1.1.Motor ve Güç Aktarma Sistemi Verimi
- Elektrikli Araç: Elektrikli araçlar elektrik motoru ile tahrik edilir ve elektrik motorları çalışma noktasına (hız ve tork) bağlı olarak %75… 95 arasındaki verim değerleriyle çalışır. Elektrik motorları düşük devirlerde yüksek sabit tork, yüksek devirlerde sabit güç verebilmektedir. Bu karakteristik elektrikli motorları araç dinamiğine uygun hale getirir. Böylece elektrikli araçlarda tek kademeli şanzıman yeterli olmaktadır.
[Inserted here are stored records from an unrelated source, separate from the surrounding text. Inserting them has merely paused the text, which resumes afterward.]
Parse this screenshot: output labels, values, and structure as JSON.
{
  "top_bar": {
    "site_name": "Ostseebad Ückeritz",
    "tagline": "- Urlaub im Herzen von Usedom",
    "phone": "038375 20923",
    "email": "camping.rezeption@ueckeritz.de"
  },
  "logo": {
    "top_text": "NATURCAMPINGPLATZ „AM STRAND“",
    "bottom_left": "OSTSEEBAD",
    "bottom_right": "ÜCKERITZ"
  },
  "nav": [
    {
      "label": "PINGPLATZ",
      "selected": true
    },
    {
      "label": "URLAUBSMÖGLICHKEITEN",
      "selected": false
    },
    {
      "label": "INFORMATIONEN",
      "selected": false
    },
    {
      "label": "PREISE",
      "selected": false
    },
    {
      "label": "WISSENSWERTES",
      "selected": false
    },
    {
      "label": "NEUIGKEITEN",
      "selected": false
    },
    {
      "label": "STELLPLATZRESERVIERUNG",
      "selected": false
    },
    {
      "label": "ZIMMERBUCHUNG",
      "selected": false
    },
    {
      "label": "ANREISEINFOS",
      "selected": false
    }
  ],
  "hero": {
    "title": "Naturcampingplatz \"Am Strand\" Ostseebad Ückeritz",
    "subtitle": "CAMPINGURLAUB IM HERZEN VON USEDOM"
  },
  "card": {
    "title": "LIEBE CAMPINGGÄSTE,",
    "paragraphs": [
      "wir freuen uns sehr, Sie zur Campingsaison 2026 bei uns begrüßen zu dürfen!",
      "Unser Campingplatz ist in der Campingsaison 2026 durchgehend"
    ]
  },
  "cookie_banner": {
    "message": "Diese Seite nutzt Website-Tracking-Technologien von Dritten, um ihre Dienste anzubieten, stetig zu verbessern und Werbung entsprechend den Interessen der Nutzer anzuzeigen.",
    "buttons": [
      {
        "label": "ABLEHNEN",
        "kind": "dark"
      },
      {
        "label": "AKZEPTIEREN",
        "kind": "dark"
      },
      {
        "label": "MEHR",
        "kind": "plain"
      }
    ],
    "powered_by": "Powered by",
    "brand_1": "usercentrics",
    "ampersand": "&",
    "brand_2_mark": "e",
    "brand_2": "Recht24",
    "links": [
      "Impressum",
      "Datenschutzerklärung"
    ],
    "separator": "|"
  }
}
Genel olarak elektrikli araçların güç aktarma sistemi verimliliği (powertrain efficiency) %70-%90 dolaylarındadır. Bu yönüyle elektrikli araçlar içten yanmalı motora sahip araçlardan çok daha yüksek verimlilikte çalışmaktadır.
- Konvansiyonel Araç: İçten yanmalı bir motorun tipik verimliliği sabit çalışma noktalarında %36…40 arasındadır. Ancak gerçek sürüş şartlarında dinamik manevralar yapıldığından verim değerleri %18-20 civarlarına inmektedir. Dizel motorlar benzinli motordan biraz daha yüksek verimliliğe sahiptir, ancak genel olarak elektrik motorları içten yanmalı motorlardan 4 kat daha verimlidir. Diğer bir deyişle bir elektrik motoruyla karşılaştırıldığında, aynı miktarda tekerlek gücü için, bir içten yanmalı motorun 4 kat daha fazla enerji tüketmesi gerekir. Bunun yanında konvansiyonel araçlarda çok kademeli şanzıman kullanılması gerekmektedir. Aksi halde araçtan istenilen performas ve hız sağlanamaz. Şu anda konvansiyonel araçlarda 5 ila 10 kademeli şanzımanlar kullanmaktadır.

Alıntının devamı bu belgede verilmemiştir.